Tuesday 7 February 2012

Filming and spending petitions back at the Senedd....

As this morning's discussion between the Minister (Carl Sargeant, Lab.) and the Petitions Committee concerning my petitions can be viewed in full on the archived webcast linked below, I will not go into great detail.

To summarise, the Minister re-iterated earlier comments that although he welcomes transparency, both the spending details publication and the filming of meetings were something he would leave to local authorities to consider. He would not issue statutory guidance. As for publishing spending details, the 'jury was still out' whether this was cost effective in terms of reduced FoI requests as well as the task of preparing documents for publication. He acknowledged that Monmouthshire and Newport Councils had started to publish details. He also acknowledged that he had contact with Eric Pickles' office (Con.) over these issues of transparency but reminded the Committee that each government had 'different policy agendas' to be 'respected'.

As for webcasting, again the Minister said it was up to local authorites but both he and the Committee welcomed yesterday's announcement by Pembrokeshire Council that it would stream meetings. He also said that as long as the meetings themselves were compliant with general policies (I am assuming he meant language, equalities etc) then webcasting would not compromise it. The practice of 'remote attendence' at council meetings for Members was currently under consideration by the Welsh Government, and the technology to enable this may also enable webcasting at the same time.

With regards to members of the public filming meetings he again said he would encourage it, but was not clear as to how this 'encouragement' could be put into practice, he was further pressed, given recent controversies, whether he would consider issuing some sort of guidance to local authorities over the issue. He seemed to feel that this was something for to the WLGA to take up but as far as he was concerned his message to local authorities was that they should embrace new technology, including third party filming and as long as recordings were not covert and unreasonable there shouldn't be a problem.This is how I understood it anyway.

After half an hour the committee ran out of time so will be further deliberating the petitions at the meeting scheduled for the 13th March.

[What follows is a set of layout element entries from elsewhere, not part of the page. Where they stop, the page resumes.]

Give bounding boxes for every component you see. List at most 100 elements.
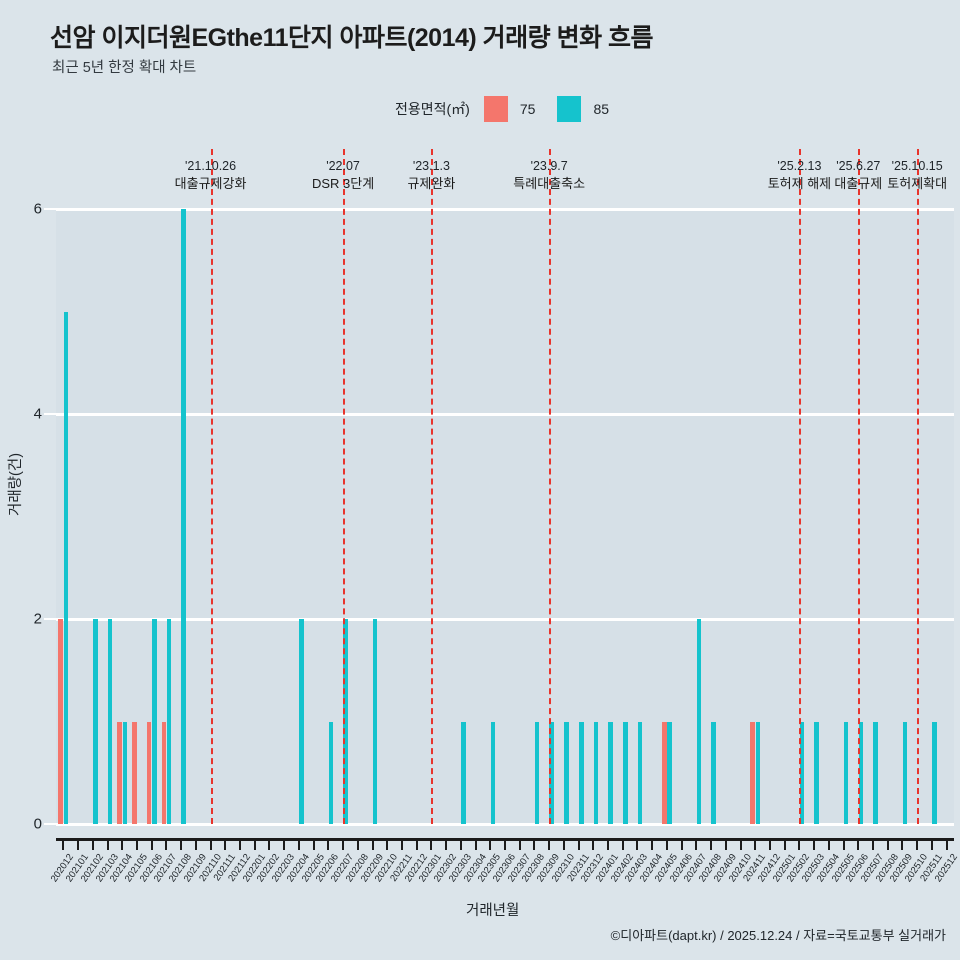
annotation-date: '22.07 (326, 159, 360, 173)
x-tick-mark (930, 841, 933, 850)
x-tick-mark (91, 841, 94, 850)
bar (814, 721, 820, 824)
bar (711, 721, 716, 824)
annotation-text: 대출규제강화 (174, 176, 247, 191)
x-tick-mark (621, 841, 624, 850)
annotation-date: '23.1.3 (412, 159, 450, 173)
y-tick-mark (44, 413, 56, 415)
x-tick-mark (106, 841, 109, 850)
bar (299, 619, 304, 824)
x-tick-mark (135, 841, 138, 850)
annotation-label: '25.6.27 대출규제 (834, 158, 882, 193)
x-tick-mark (504, 841, 506, 850)
bar (932, 721, 937, 824)
x-tick-mark (327, 841, 330, 850)
x-tick-mark (209, 841, 212, 850)
bar (490, 721, 496, 824)
x-tick-mark (592, 841, 595, 850)
y-tick-label: 2 (33, 610, 42, 628)
annotation-label: '25.2.13 토허제 해제 (768, 158, 831, 193)
x-axis-title: 거래년월 (466, 903, 520, 919)
x-tick-mark (607, 841, 610, 850)
legend-label-85: 85 (593, 101, 610, 117)
x-tick-mark (724, 841, 727, 850)
bar (549, 721, 555, 824)
bar (578, 721, 584, 824)
x-tick-mark (577, 841, 580, 850)
annotation-label: '23.1.3 규제완화 (407, 158, 455, 193)
annotation-vline (858, 149, 861, 824)
y-tick-mark (44, 823, 56, 825)
bar (151, 619, 157, 824)
legend-label-75: 75 (519, 101, 536, 117)
annotation-text: 특례대출축소 (513, 176, 586, 191)
x-tick-mark (239, 841, 242, 850)
x-tick-mark (400, 841, 403, 850)
x-tick-mark (371, 841, 374, 850)
annotation-date: '21.10.26 (185, 159, 237, 173)
x-tick-mark (77, 841, 80, 850)
x-tick-mark (150, 841, 153, 850)
bar (122, 721, 128, 824)
legend-title: 전용면적(㎡) (395, 101, 470, 117)
x-tick-mark (710, 841, 713, 850)
x-tick-mark (165, 841, 168, 850)
annotation-text: 토허제 해제 (767, 176, 832, 191)
annotation-text: DSR 3단계 (311, 176, 375, 191)
x-tick-mark (445, 841, 448, 850)
annotation-date: '23.9.7 (530, 159, 568, 173)
bar (63, 311, 69, 824)
x-tick-mark (739, 841, 742, 850)
x-tick-mark (312, 841, 315, 850)
annotation-text: 규제완화 (407, 176, 456, 191)
x-tick-mark (916, 841, 919, 850)
annotation-text: 토허제확대 (887, 176, 948, 191)
annotation-vline (799, 149, 802, 824)
x-tick-mark (224, 841, 227, 850)
x-tick-mark (121, 841, 124, 850)
annotation-vline (917, 149, 920, 824)
bar (593, 721, 599, 824)
y-tick-label: 4 (33, 405, 42, 423)
bar (623, 721, 628, 824)
gridline (56, 207, 954, 211)
x-tick-mark (886, 841, 889, 850)
x-tick-mark (430, 841, 433, 850)
x-tick-mark (548, 841, 551, 850)
bar (161, 721, 167, 824)
bar (858, 721, 864, 824)
y-tick-label: 0 (33, 815, 42, 833)
bar (662, 721, 667, 824)
bar (343, 619, 348, 824)
annotation-date: '25.10.15 (891, 159, 943, 173)
y-axis-title: 거래량(건) (8, 452, 24, 516)
bar (181, 209, 187, 824)
page-title: 선암 이지더원EGthe11단지 아파트(2014) 거래량 변화 흐름 (50, 24, 654, 52)
x-tick-mark (783, 841, 786, 850)
y-tick-label: 6 (33, 200, 42, 218)
annotation-label: '23.9.7 특례대출축소 (513, 158, 585, 193)
x-tick-mark (518, 841, 521, 850)
plot-area (56, 207, 954, 826)
x-tick-mark (857, 841, 860, 850)
annotation-vline (431, 149, 434, 824)
bar (564, 721, 569, 824)
bar (328, 721, 334, 824)
chart-legend: 전용면적(㎡) 75 85 (395, 95, 631, 123)
annotation-date: '25.6.27 (836, 159, 881, 173)
gridline (56, 822, 954, 826)
annotation-vline (549, 149, 552, 824)
x-tick-mark (356, 841, 359, 850)
x-tick-mark (180, 841, 183, 850)
x-tick-mark (768, 841, 771, 850)
bar (755, 721, 761, 824)
x-tick-mark (415, 841, 418, 850)
x-axis-line (56, 838, 954, 841)
bar (902, 721, 908, 824)
bar (132, 721, 137, 824)
x-tick-mark (945, 841, 948, 850)
x-tick-mark (474, 841, 477, 850)
x-tick-mark (268, 841, 271, 850)
bar (873, 721, 878, 824)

Here's the link to Senedd TV;
http://www.senedd.tv/archiveplayer.jsf?v=en_200000_07_02_2012&t=0&l=en - when Senedd TV opens, click on Item 4 (Minister for Local Government Oral Evidence session). If this doesn't work scroll along the bar until the time shows '1hr 01min 35s' - the discussion on my two petitions lasts around half an hour.


Somewhere in all this is the question whether we, as members of the public have the right to film and record public council meetings. I believe that in the public interest we most definitely have, as long as it is not disrupting or impeding the proceedings, which by it's very peaceful nature, it doesn't. I suppose that is not a question for the Welsh Assembly nor local authorities but a matter of transparency for the taxpayer and citizen rights, and sometimes, that is up to us.

Whatever the eventual outcome, I would like to thank the petitions committee and other participants and respondents, for the time and consideration that they have given to my petitions and I look forward to the 13th March.

Here in Carmarthenshire, the 'task and finish' group considering e-government is due to report back to the Policy and Resources Scrutiny Committee on the 2nd April, I am assuming, as it was part of their remit, this will include the filming of council meetings, I'm sure they have had plenty of time anyway. The Council is still running a Poll on their website asking whether or not you would watch a meeting if it was streamed on the internet - once again, please vote yes!

1 comment:

Cneifiwr said...

There's nothing like a firm and decisive minister, and Carl Sargeant is nothing like one.